Similar to the way you don’t trust ‘solid ground’ the way you did before experiencing an earthquake, the psychological scars of enduring the Great Recession have fundamentally changed the way many people feel about the security/advisability of being tied to a thirty year mortgage. This is especially true for younger people who would in other times be in their prime home buying ages. If you grew up watching your parents, neighbors and friends losing their homes, jobs and retirements it would ‘leave a mark’ on your psyche.

Combine that with the political, economic and societal uncertainty that we’re experiencing in passing the peak in the generational cycle and you have a recipe for increased apartment demand that will absorb a lot of new construction… if it gets built.
The biggest challenge is to figure out how to build class B apartments profitably so that larger demand cohort can be met. If you’re interested in how that might be accomplished we should chat.
*If on the other hand the administration succeeds in unwinding Dodd-Frank we’ll be returning to those thrilling days of yesteryear in the wild-wild West of mortgage fraud lending and the boom & bust cycles will come and go much more frequently.

2 thoughts on “Are We Looking At An Extended CRE Cycle? What About Apartments?”

  1. In a report just out today CBRE is reporting that capital growth continues to outpace rent growth even though rent growth is positive for all sectors but retail. When capital growth > rent growth = cap rate compression.

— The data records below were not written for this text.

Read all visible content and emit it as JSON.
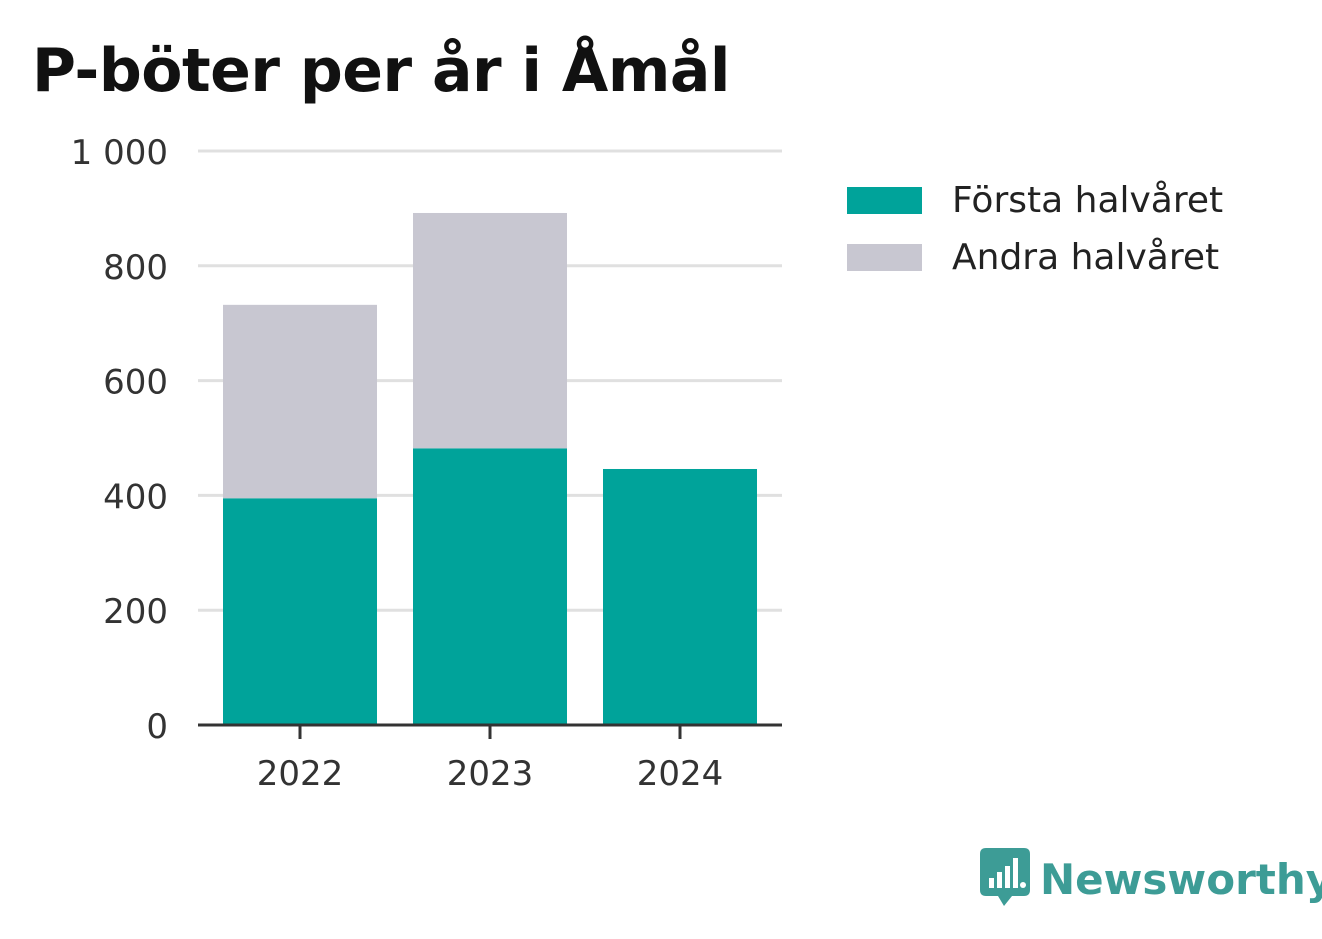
{
  "colors": {
    "series1": "#00a39a",
    "series2": "#c8c7d1",
    "grid": "#e0e0e0",
    "axis": "#333333",
    "brand": "#3d9c96"
  },
  "chart_data": {
    "type": "bar",
    "stacked": true,
    "title": "P-böter per år i Åmål",
    "categories": [
      "2022",
      "2023",
      "2024"
    ],
    "series": [
      {
        "name": "Första halvåret",
        "values": [
          395,
          482,
          446
        ]
      },
      {
        "name": "Andra halvåret",
        "values": [
          337,
          410,
          0
        ]
      }
    ],
    "ylim": [
      0,
      1000
    ],
    "yticks": [
      0,
      200,
      400,
      600,
      800,
      1000
    ],
    "ytick_labels": [
      "0",
      "200",
      "400",
      "600",
      "800",
      "1 000"
    ],
    "grid": true,
    "legend_position": "right"
  },
  "legend": [
    {
      "label": "Första halvåret",
      "color": "#00a39a"
    },
    {
      "label": "Andra halvåret",
      "color": "#c8c7d1"
    }
  ],
  "brand": {
    "name": "Newsworthy",
    "icon": "newsworthy-logo-icon"
  }
}
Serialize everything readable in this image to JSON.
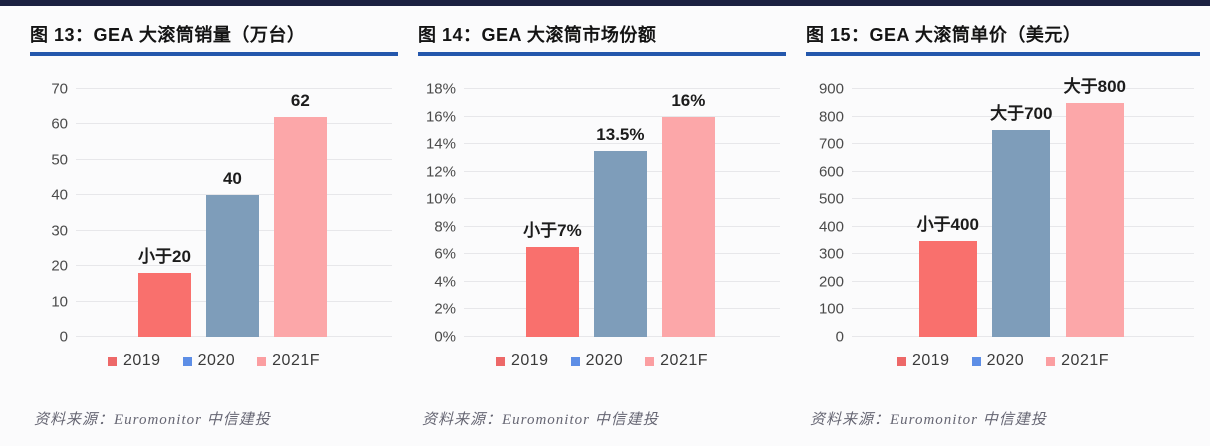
{
  "page": {
    "top_bar_color": "#1c2141",
    "title_rule_color": "#2457ac"
  },
  "chart_data": [
    {
      "type": "bar",
      "title": "图 13：GEA 大滚筒销量（万台）",
      "categories": [
        "2019",
        "2020",
        "2021F"
      ],
      "values": [
        18,
        40,
        62
      ],
      "bar_labels": [
        "小于20",
        "40",
        "62"
      ],
      "bar_colors": [
        "#f9706d",
        "#7e9dba",
        "#fca7a9"
      ],
      "ylim": [
        0,
        70
      ],
      "yticks": [
        0,
        10,
        20,
        30,
        40,
        50,
        60,
        70
      ],
      "ytick_labels": [
        "0",
        "10",
        "20",
        "30",
        "40",
        "50",
        "60",
        "70"
      ],
      "grid": true,
      "legend_position": "bottom",
      "legend": [
        {
          "label": "2019",
          "color": "#ed6868"
        },
        {
          "label": "2020",
          "color": "#5d8ee6"
        },
        {
          "label": "2021F",
          "color": "#fb9ea1"
        }
      ],
      "source": "资料来源：Euromonitor 中信建投"
    },
    {
      "type": "bar",
      "title": "图 14：GEA 大滚筒市场份额",
      "categories": [
        "2019",
        "2020",
        "2021F"
      ],
      "values": [
        6.5,
        13.5,
        16
      ],
      "bar_labels": [
        "小于7%",
        "13.5%",
        "16%"
      ],
      "bar_colors": [
        "#f9706d",
        "#7e9dba",
        "#fca7a9"
      ],
      "ylim": [
        0,
        18
      ],
      "yticks": [
        0,
        2,
        4,
        6,
        8,
        10,
        12,
        14,
        16,
        18
      ],
      "ytick_labels": [
        "0%",
        "2%",
        "4%",
        "6%",
        "8%",
        "10%",
        "12%",
        "14%",
        "16%",
        "18%"
      ],
      "grid": true,
      "legend_position": "bottom",
      "legend": [
        {
          "label": "2019",
          "color": "#ed6868"
        },
        {
          "label": "2020",
          "color": "#5d8ee6"
        },
        {
          "label": "2021F",
          "color": "#fb9ea1"
        }
      ],
      "source": "资料来源：Euromonitor 中信建投"
    },
    {
      "type": "bar",
      "title": "图 15：GEA 大滚筒单价（美元）",
      "categories": [
        "2019",
        "2020",
        "2021F"
      ],
      "values": [
        350,
        750,
        850
      ],
      "bar_labels": [
        "小于400",
        "大于700",
        "大于800"
      ],
      "bar_colors": [
        "#f9706d",
        "#7e9dba",
        "#fca7a9"
      ],
      "ylim": [
        0,
        900
      ],
      "yticks": [
        0,
        100,
        200,
        300,
        400,
        500,
        600,
        700,
        800,
        900
      ],
      "ytick_labels": [
        "0",
        "100",
        "200",
        "300",
        "400",
        "500",
        "600",
        "700",
        "800",
        "900"
      ],
      "grid": true,
      "legend_position": "bottom",
      "legend": [
        {
          "label": "2019",
          "color": "#ed6868"
        },
        {
          "label": "2020",
          "color": "#5d8ee6"
        },
        {
          "label": "2021F",
          "color": "#fb9ea1"
        }
      ],
      "source": "资料来源：Euromonitor 中信建投"
    }
  ]
}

    Meanwhile looking at multifamily we’re still seeing 2% rent growth and the dip in occupancy over the slow winter period has been backfilled and vacancy is 5%. ““Strong demand that emerged once we hit prime leasing season in the second quarter eases the concerns,” says Greg Willett, chief economist for RealPage and its subsidiary MPF Research. Now luxury properties in urban cores are working their way through a lot of new supply and suburban rent growth is outpacing as a consequence but 2% rent growth and 5% vacancy make our numbers look pretty good.